Right now, most application providers either don't talk about these risks or simply ask users to trust that they have their best interests in mind; and as far as we know, the companies providing these applications do in fact make great efforts to respect the privacy of their users. As users, though, the "trust us" proposition does not offer much in the way of reliability of certainty. We essentially must rely on the harm that a large-scale privacy breach would cause the provider as counter-incentive against allowing one to occur.

As developers of Wesabe, and online personal finance community, we think about these questions a great deal. We believe that there is a significant benefit to consumers in anonymously combining their financial data online, since this allows us to produce an aggregate view of where consumers find the best values (sort of like a reverse FICO score -- a value rating for businesses).

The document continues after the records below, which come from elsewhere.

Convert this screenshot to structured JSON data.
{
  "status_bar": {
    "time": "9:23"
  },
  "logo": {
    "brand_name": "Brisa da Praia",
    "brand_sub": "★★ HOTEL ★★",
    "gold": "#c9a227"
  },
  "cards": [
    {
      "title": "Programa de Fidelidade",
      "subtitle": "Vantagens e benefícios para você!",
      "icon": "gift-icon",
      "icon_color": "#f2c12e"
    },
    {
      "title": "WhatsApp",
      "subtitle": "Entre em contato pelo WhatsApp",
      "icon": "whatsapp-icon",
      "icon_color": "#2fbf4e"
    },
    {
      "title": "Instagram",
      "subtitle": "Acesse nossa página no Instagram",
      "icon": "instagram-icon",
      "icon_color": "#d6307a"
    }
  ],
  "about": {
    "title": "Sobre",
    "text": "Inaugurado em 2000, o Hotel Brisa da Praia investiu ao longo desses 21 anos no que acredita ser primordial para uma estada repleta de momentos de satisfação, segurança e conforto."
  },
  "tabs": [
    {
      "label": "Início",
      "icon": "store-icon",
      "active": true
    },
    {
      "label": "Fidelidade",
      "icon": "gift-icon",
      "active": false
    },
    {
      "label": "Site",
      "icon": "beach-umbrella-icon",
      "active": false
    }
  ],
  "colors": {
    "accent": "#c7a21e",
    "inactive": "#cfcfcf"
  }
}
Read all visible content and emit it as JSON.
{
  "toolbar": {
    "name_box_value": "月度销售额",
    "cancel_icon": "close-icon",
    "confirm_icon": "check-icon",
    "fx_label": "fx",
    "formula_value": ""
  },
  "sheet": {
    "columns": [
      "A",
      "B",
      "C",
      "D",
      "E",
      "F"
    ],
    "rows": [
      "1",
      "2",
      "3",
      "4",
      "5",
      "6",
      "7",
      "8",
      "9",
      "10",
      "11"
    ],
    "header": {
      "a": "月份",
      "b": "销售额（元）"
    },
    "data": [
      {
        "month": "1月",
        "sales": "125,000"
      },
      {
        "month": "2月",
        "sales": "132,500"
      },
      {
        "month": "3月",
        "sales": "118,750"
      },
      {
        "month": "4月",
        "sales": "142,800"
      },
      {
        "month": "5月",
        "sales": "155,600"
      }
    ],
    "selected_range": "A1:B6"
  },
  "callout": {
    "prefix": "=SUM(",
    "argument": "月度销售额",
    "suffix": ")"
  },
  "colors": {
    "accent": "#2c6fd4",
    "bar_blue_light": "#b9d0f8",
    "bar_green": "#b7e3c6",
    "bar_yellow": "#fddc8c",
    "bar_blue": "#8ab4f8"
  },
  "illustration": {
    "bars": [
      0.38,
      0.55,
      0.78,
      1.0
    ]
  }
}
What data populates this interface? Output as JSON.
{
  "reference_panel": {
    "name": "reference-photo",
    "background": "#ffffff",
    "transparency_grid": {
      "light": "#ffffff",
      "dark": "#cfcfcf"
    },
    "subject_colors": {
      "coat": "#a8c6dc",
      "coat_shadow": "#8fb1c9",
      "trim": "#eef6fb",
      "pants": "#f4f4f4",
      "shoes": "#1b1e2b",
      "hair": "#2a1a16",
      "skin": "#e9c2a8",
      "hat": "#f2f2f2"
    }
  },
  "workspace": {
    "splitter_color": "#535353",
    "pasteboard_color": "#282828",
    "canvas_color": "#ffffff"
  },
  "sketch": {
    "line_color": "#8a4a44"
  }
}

However, this project asks our users for a lot of trust. We decided from the outset that, as a startup without the name recognition of a Google or Yahoo, and simply as people interested in providing privacy and security to our users, that we should come up with as many approaches as possible that would help us protect Wesabe users' privacy.

Many of these techniques are generally applicable. While there is a fair amount of information online for individuals who want to protect their own privacy, we found little for web application developers interested in protecting their users' privacy; so, we want to document what we've learned in hope of making these techniques more common, and developing better critiques and improvements of the approaches we've taken so far. Below, we outline four techniques we use at Wesabe which we think any web application developer should consider using themselves, and describe the benefits and drawbacks to each.

Keep Critical Data Local

As a web application developer, the best way to ensure that you protect the privacy of a user's data is not to have that data at all. Of course, it's hard to develop a useful application without any data, but it is worth asking, is there any information you don't absolutely need, which you could make sure not to have at all?